To sort $N$ random strings from an R-character alphabet, MSD string sort examines about $N\ log_ R N$ characters, on average.

Disadvantages MSD string sort.

Extra space for aux[].
Extra space for count[].
Inner loop has a lot of instructions.
Accesses memory "randomly" (cache inefficient).

suffix arrays¶

Keyword-in-context search Given a text of $N$ characters, preprocess it to enable fast substring search (find all occurrences of query string context).

Preprocess: suffix sort the text.
Query: binary search for query; scan until mismatch.

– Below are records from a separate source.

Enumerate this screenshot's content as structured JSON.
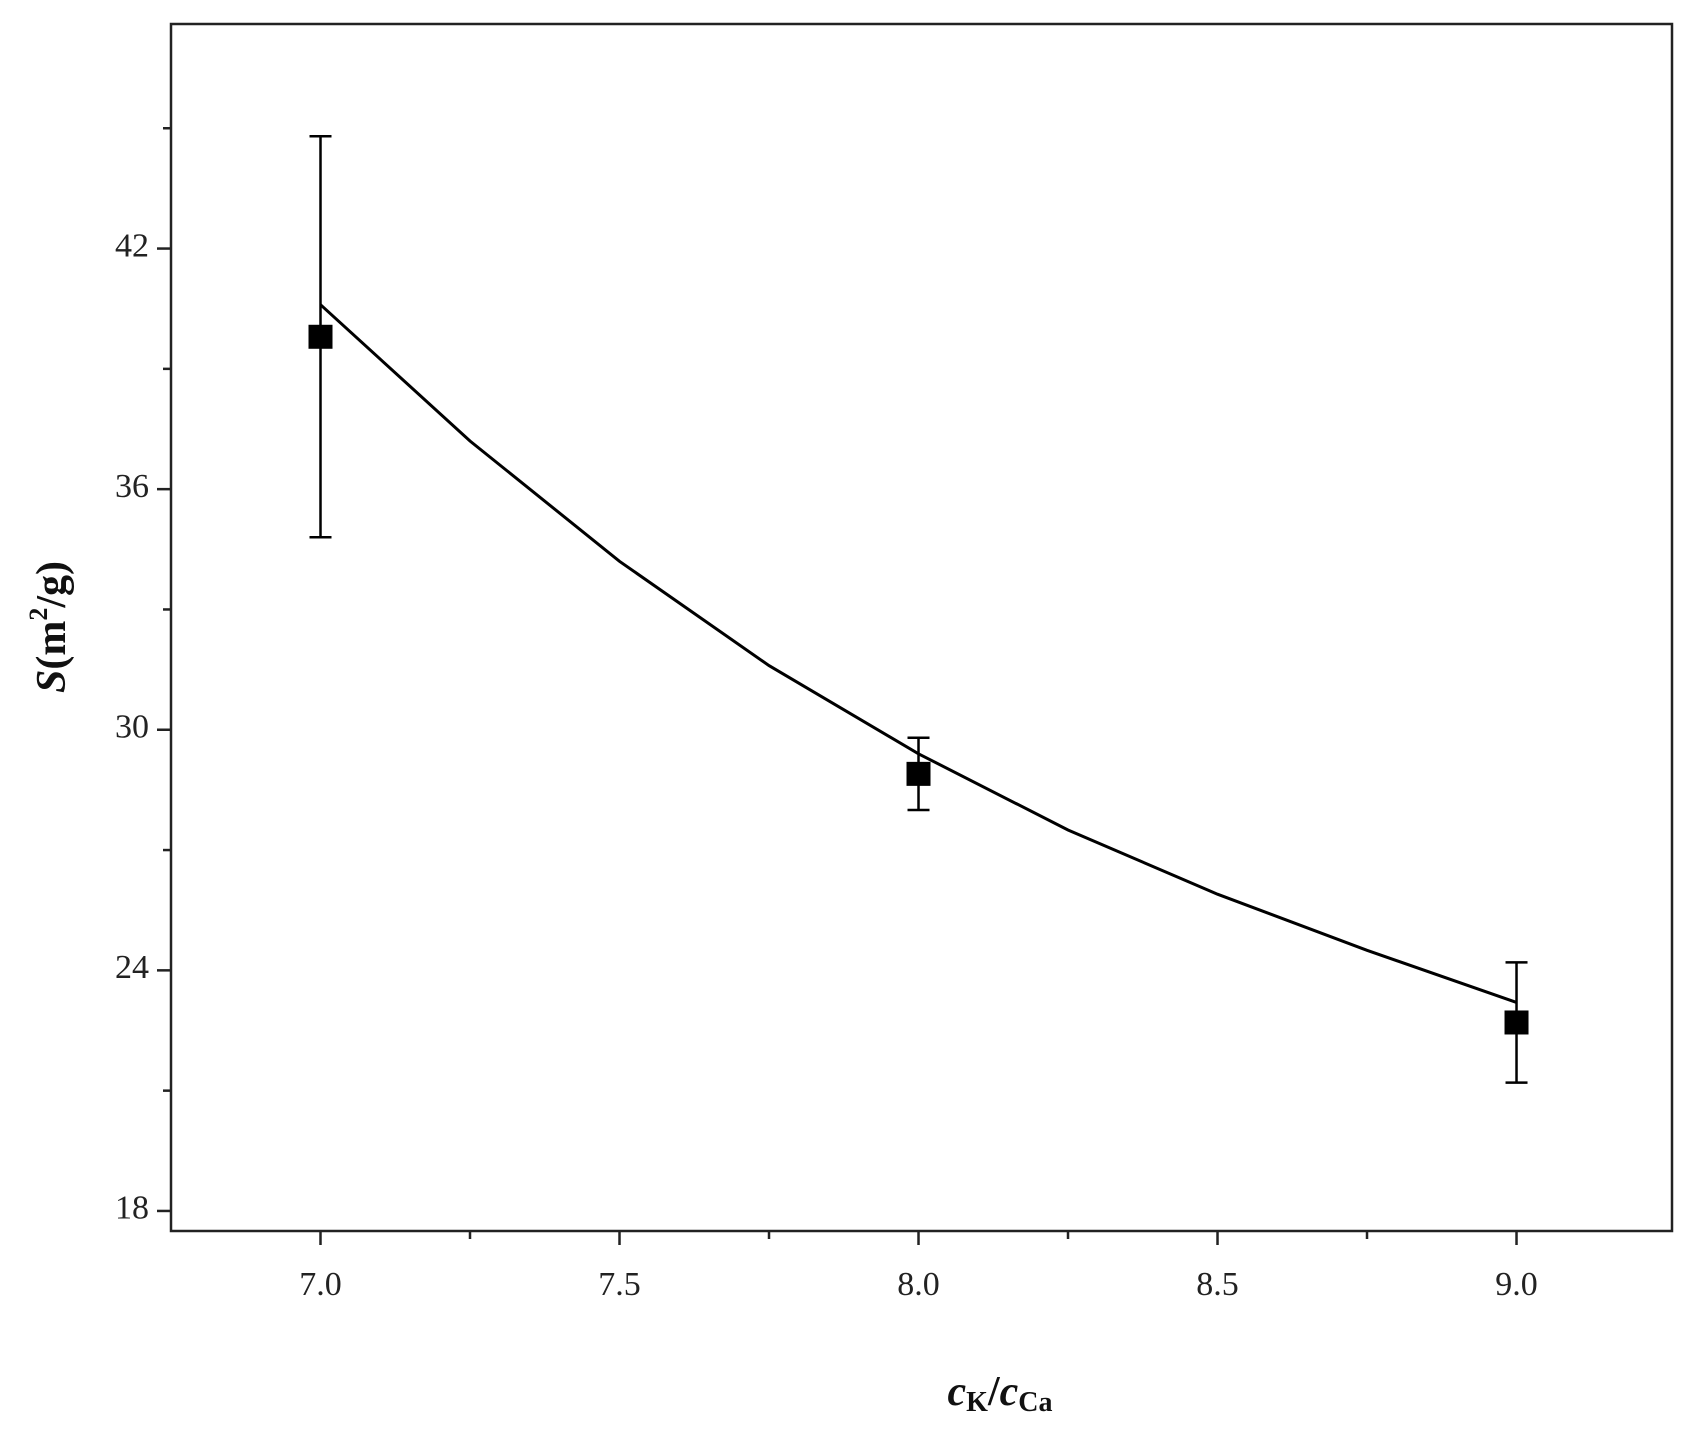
{
  "chart_data": {
    "type": "scatter",
    "xlabel": [
      "c",
      "K",
      "/",
      "c",
      "Ca"
    ],
    "ylabel": [
      "S",
      "(m",
      "2",
      "/g)"
    ],
    "xlim": [
      6.75,
      9.26
    ],
    "xticks": [
      {
        "value": 7,
        "label": "7.0"
      },
      7.5,
      {
        "value": 8,
        "label": "8.0"
      },
      8.5,
      {
        "value": 9,
        "label": "9.0"
      }
    ],
    "xminorticks": [
      7.25,
      7.75,
      8.25,
      8.75
    ],
    "ylim": [
      17.5,
      47.6
    ],
    "yticks": [
      18,
      24,
      30,
      36,
      42
    ],
    "yminorticks": [
      21,
      27,
      33,
      39,
      45
    ],
    "series": [
      {
        "kind": "points",
        "color": "#000000",
        "x": [
          7.0,
          8.0,
          9.0
        ],
        "values": [
          39.8,
          28.9,
          22.7
        ],
        "errors": [
          5.0,
          0.9,
          1.5
        ]
      },
      {
        "kind": "fit",
        "color": "#000000",
        "x": [
          7.0,
          7.25,
          7.5,
          7.75,
          8.0,
          8.25,
          8.5,
          8.75,
          9.0
        ],
        "values": [
          40.6,
          37.2,
          34.2,
          31.6,
          29.4,
          27.5,
          25.9,
          24.5,
          23.2
        ]
      }
    ]
  }
}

Application: Longest repeated substring¶

Given a string of $N$ characters, find the longest repeated substring.

Brute-force algorithm.

Try all indices $i$ and $j$ for start of possible match.
Compute longest common prefix (LCP) for each pair.
Analysis. Running time $≤ D N^ 2$ , where $D$ is length of longest match.

Computing-the-LRS-by-sorting-suffixes

public static String lrs(String text) {
    int n = text.length();
    String[] suffixes = new String[N];
    // create suffixes (linear time and space)
    for (int i = 0; i < N; i++)
        suffixes[i] = s.substring(i, N);
    // sort suffixes
    Arrays.sort(suffixes);

    // find LCP between adjacent suffixes in sorted order
    String lrs = "";
    for (int i = 0; i < N - 1; i++) {
        int len = lcp(suffixes[i], suffixes[i+1]);
        if (len > lrs.length()) lrs = suffixes[i].substring(0, len);
    return lrs;
}

Problem. Five scientists A, B, C, D, and E are looking for long repeated substring in a genome with over 1 billion nucleotides.

Solution: Use suffix sorting solution with 3-way string quicksort.